この場面でもね、ユエン先生はディッキー同様ショックを受けているし、追い出された戸の外で泣き崩れているから、やっぱりティーに対して恋心っぽいものを持っていたと思うんだよなあ。
だってなんかイイ感じだったもん。それは今までのチャウ・シンチー映画には決して見られない、大人のイイ感じ、だったんだよね。

しかし、ティーのその現場には、バッグの中に入れられてたナナちゃんがいてね、あー、きっと、生き返らせてくれる!と思ったのが当たってさ!
まー、それは、こんな、どシリアスがシンチー映画には似あわないと思ったのもそうなんだけど、それ以前に、ナナちゃんが腐ったリンゴを新鮮なものに甦らせたりから始まって、身を削って彼らを救ってる場面があったから。
そしてその度、ナナちゃんはなんだか、疲れているご様子だったのだ……。

でさ、だから、ナナちゃんは、死んでいるティーを生き返らせるなんてエネルギーを使っちゃったもんだから、そのかわりに命の灯を落としてしまうのだ。
しかしその場面がまた、シンチー的ギャグに満ちながらも、すんごく愛しくて。
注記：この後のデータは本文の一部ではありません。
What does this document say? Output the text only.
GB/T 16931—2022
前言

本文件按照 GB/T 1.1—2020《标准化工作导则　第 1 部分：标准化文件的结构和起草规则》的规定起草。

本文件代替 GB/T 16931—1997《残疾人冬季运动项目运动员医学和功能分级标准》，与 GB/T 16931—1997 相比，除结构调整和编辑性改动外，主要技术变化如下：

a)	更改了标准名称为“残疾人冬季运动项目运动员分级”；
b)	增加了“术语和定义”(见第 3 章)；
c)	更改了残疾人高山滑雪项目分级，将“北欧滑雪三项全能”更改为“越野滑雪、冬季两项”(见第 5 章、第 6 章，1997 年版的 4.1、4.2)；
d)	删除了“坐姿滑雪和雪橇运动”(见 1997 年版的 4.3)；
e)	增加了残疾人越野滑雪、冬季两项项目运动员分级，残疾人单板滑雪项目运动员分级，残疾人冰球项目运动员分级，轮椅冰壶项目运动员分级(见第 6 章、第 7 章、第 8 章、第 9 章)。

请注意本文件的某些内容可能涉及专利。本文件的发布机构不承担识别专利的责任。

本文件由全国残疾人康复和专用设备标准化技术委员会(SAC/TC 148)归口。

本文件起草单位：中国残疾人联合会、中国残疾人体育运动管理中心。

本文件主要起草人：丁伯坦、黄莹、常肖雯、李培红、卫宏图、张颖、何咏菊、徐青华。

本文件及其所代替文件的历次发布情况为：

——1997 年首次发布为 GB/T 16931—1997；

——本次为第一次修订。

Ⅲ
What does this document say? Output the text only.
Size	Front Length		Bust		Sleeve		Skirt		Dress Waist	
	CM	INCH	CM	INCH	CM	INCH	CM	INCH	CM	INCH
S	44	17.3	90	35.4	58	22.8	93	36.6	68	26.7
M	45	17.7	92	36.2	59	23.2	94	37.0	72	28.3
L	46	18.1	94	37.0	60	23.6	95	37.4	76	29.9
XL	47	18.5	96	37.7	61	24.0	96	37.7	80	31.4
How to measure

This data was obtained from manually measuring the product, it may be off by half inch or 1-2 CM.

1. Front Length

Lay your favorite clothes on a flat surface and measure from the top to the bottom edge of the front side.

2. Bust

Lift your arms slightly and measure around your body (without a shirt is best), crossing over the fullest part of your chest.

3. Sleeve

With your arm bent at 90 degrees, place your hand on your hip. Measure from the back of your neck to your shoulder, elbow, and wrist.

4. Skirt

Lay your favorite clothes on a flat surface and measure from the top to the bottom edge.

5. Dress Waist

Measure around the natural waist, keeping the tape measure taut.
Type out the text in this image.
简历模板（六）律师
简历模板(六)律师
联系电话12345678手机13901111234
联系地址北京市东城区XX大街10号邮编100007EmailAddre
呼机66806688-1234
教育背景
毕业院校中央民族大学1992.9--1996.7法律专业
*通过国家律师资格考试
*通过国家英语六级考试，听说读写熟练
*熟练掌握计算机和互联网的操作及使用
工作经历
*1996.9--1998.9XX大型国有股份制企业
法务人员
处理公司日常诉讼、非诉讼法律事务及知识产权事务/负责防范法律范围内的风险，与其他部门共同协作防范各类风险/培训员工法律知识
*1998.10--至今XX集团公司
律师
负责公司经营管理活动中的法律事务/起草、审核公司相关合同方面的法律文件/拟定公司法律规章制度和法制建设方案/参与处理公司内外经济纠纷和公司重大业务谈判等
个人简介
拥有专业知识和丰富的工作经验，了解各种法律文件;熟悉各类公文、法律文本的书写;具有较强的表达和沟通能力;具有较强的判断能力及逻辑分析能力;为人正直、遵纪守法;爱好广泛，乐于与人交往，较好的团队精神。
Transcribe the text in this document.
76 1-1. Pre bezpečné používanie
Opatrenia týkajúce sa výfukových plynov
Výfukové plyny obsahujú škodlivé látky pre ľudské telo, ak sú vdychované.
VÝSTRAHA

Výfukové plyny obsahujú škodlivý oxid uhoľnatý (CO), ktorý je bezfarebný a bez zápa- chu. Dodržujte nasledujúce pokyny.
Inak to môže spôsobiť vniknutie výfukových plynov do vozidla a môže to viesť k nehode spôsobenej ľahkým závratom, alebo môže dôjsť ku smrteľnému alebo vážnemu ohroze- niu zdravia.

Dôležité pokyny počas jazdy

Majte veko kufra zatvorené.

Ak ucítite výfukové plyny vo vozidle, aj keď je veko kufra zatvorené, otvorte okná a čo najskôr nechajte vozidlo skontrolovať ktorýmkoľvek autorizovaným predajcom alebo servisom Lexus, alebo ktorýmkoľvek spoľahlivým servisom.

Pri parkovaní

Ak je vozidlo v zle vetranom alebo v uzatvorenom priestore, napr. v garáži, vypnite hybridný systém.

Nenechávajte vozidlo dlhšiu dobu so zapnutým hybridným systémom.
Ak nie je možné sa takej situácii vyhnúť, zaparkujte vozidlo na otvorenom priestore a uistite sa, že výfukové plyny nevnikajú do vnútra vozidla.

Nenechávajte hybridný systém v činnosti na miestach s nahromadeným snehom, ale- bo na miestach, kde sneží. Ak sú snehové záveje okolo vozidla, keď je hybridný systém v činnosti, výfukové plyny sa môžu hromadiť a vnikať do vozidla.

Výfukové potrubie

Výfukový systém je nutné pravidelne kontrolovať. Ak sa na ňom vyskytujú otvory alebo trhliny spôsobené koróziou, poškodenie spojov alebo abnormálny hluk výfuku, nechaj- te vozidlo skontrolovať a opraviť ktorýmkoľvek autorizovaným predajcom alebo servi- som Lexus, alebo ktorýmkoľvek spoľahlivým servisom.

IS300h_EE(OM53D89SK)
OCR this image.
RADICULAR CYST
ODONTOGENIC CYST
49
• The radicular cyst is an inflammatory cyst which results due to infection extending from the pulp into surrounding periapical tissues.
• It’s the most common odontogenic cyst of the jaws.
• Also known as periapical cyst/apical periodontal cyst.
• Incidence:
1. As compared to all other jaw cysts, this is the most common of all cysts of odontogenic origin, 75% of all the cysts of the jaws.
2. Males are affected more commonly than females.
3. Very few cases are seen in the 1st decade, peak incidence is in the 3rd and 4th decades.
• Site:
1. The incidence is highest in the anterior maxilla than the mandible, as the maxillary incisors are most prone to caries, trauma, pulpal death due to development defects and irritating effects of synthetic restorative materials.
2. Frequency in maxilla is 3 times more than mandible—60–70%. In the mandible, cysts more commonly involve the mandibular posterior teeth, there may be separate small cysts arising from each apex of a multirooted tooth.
ナナちゃんは、ぐったりして、動かなくなって、ぐんぐん小さくなったと思ったら、小さなぬいぐるみになっちゃうのね。ニットで編みこんだ、すんごいカワイイやつさ。
どうなっちゃったんだろう!?って父と息子は心配して、どうにかしたら生き返るのかと思って、乾電池入れようとしたり(笑)、電気ショック与えたり(大笑)、点滴受けさせたり(爆笑)するわけさ。そのどのシーンでも、二人マジメくさった顔してぬいぐるみの容態を見守っているから、もー、吹き出しちゃうの。

でも当然、どんなことしてもムダで、季節は巡り、ディッキーは首からナナちゃんをぶらさげて、いつか息を吹き返すのを待ち続けた。目をつぶってお祈りを捧げて、時には足元に止まった犬の鳴き声にハッとさせられることもあった。
そして春になり、学校でピクニックに出かける。恋の季節。ディッキーも本命の女の子とマギー、マギーに恋する暴龍、本命の彼女との間に割り込むいじめっこのジョニー、というフクザツな関係にナマイキにも苦悩し、ティーもユエン先生へのアタックに大張り切り。クサすぎて、空振りだけど(爆)。
そこへ、橋の向こうに宇宙船が着陸したのを、ディッキーは目撃するんである。慌てて駆け寄る。すると、橋からナナちゃんが!と思ったら、緑色以外の、色とりどりの宇宙犬が群れて突進してくる!
ていうか、この宇宙犬たちの目的は、一体、なんなの(笑)。

ところでこのディッキー役のシュー・チャオ、実は女の子!? チャウ・シンチーと養子縁組!マジで!ていうか、実父母と暮らしてるのに、なぜ養子縁組……?
んでもって、いじめっ子のジョニーも女の子で、暴龍も23歳の女性……なんなんだ。